>> (with-current-directory "/some/dir"
>> (lambda () ...))
>> saves the OS's idea of the current directory, does a chdir() to the desired directory before the thunk and then a chdir() back to the old one afterwards.
> I guess I’m missing the use case for this… Are you trying to design something that works only in single-threaded Schemes? In other words you are deliberately ignoring issues with concurrent uses of this construct because there’s no solution?
I didn't think of it that way, but your conclusion is right. I'm not
even quite sure what the appropriate use of per-thread OS working
directories in C/C++ programs is. I guess it can work if one is very
careful to be sure of which thread all code runs in (including library
I haven't worked on many multi-threaded programs, and not any big ones,
but what I've done is to have the same OS cwd on each thread and merge
pathnames manually. For per-thread cwd's I'd do one of these:
1) The application programmer would have a per-thread variable or
parameter containing the thread's base pathname. This variable would not
affect the OS interface; the programmer would have to manually merge
pathnames to the base path before passing them onto the OS procedures.
2) Have a per-thread file descriptor that has opened that thread's
current directory. The file descriptor would be passed to Unix calls
like openat() and unlinkat() to help resolve relative paths.
Option 2 is nice in that we have support from the kernel, but it's not
as portable. I'm not sure whether there's a Windows equivalent. And it
would require an optional cwd argument in all the OS procedures (or the
per-thread fd would be stored in a standardized parameter as you
suggested, and the OS procedures would always get it from there without
needing a separate argument).
> What is the purpose of this construct? It sets up the current directory of the process (to affect the behavior of external, i.e. C and OS, code)?

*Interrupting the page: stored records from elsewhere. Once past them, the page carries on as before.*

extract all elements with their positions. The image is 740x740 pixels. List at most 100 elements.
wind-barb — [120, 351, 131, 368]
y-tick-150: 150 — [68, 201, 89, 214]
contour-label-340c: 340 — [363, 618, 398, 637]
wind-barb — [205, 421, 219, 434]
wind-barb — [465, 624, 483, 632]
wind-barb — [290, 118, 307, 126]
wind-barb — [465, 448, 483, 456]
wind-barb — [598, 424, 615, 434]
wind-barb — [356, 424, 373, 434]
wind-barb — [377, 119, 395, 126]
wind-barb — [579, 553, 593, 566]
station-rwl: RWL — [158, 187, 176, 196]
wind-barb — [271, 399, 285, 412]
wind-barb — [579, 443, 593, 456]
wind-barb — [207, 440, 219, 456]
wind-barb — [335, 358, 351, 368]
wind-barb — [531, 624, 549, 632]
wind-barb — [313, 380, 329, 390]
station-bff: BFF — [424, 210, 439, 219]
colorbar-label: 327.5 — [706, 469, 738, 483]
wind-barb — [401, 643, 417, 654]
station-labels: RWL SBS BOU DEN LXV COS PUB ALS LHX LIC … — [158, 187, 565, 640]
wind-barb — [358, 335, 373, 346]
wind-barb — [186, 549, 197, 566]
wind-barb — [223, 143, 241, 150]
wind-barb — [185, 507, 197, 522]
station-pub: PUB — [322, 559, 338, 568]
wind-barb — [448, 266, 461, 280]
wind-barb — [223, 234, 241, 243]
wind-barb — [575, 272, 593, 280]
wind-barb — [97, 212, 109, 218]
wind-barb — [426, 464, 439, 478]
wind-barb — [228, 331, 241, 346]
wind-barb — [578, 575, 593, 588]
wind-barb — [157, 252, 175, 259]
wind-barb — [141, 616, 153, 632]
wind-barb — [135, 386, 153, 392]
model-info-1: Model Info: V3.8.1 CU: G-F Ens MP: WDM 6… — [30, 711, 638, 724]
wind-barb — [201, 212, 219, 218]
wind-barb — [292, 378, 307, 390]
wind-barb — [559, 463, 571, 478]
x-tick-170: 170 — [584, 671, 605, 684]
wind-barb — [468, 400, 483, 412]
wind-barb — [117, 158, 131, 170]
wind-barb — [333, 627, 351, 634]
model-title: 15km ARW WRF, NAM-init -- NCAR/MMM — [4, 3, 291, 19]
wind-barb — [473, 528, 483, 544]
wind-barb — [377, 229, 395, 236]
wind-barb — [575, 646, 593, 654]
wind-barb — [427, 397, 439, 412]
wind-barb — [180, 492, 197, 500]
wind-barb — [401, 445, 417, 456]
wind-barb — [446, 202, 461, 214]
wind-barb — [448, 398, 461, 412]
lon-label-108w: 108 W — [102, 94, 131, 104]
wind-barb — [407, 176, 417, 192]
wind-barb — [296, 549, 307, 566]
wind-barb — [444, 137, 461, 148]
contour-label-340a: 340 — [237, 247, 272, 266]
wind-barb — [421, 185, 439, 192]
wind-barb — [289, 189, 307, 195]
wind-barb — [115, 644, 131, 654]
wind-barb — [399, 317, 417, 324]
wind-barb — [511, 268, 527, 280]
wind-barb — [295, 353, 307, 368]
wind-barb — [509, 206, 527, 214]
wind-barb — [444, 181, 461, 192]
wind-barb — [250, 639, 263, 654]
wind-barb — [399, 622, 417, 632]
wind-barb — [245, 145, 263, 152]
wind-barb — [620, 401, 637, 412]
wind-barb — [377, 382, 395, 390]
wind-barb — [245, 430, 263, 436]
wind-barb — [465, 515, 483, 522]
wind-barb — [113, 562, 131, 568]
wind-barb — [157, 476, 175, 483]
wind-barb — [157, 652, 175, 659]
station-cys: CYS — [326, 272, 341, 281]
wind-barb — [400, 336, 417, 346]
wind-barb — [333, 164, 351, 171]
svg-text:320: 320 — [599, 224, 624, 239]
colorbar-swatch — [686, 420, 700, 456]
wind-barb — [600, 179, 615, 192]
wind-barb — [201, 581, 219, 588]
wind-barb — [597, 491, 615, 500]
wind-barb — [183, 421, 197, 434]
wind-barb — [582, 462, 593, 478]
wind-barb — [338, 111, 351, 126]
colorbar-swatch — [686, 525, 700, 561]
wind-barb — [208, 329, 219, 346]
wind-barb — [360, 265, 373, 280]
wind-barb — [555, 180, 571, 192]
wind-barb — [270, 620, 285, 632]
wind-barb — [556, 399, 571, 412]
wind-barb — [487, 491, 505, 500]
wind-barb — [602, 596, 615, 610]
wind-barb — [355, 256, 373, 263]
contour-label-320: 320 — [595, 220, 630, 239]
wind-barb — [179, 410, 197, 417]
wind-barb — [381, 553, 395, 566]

It implements the concept of “current directory” for Scheme code to use (for example to expand relative filenames)? Only one or both?
Both. Most languages' OS APIs don't resolve relative pathnames
themselves, they just pass them verbatim to the Unix syscalls so the
kernel resolves them. So the with-current-directory construct would
affect Unix syscalls, and thereby implicitly affect Scheme code by
virtue of the fact that Scheme code would defer to the syscalls.
The with-current-directory thing is provided because it's simple and
convenient; I haven't met an implementation in any language that tries
to do anything fancier than the chdir() and unwind-protect thing. So
users know what it does and don't expect anything more. This is the
first discussion I've been in where the idea of doing anything more
complex has been brought up. I think this kind of thoroughness is a
merit to the Scheme community and the Right Thing design approach.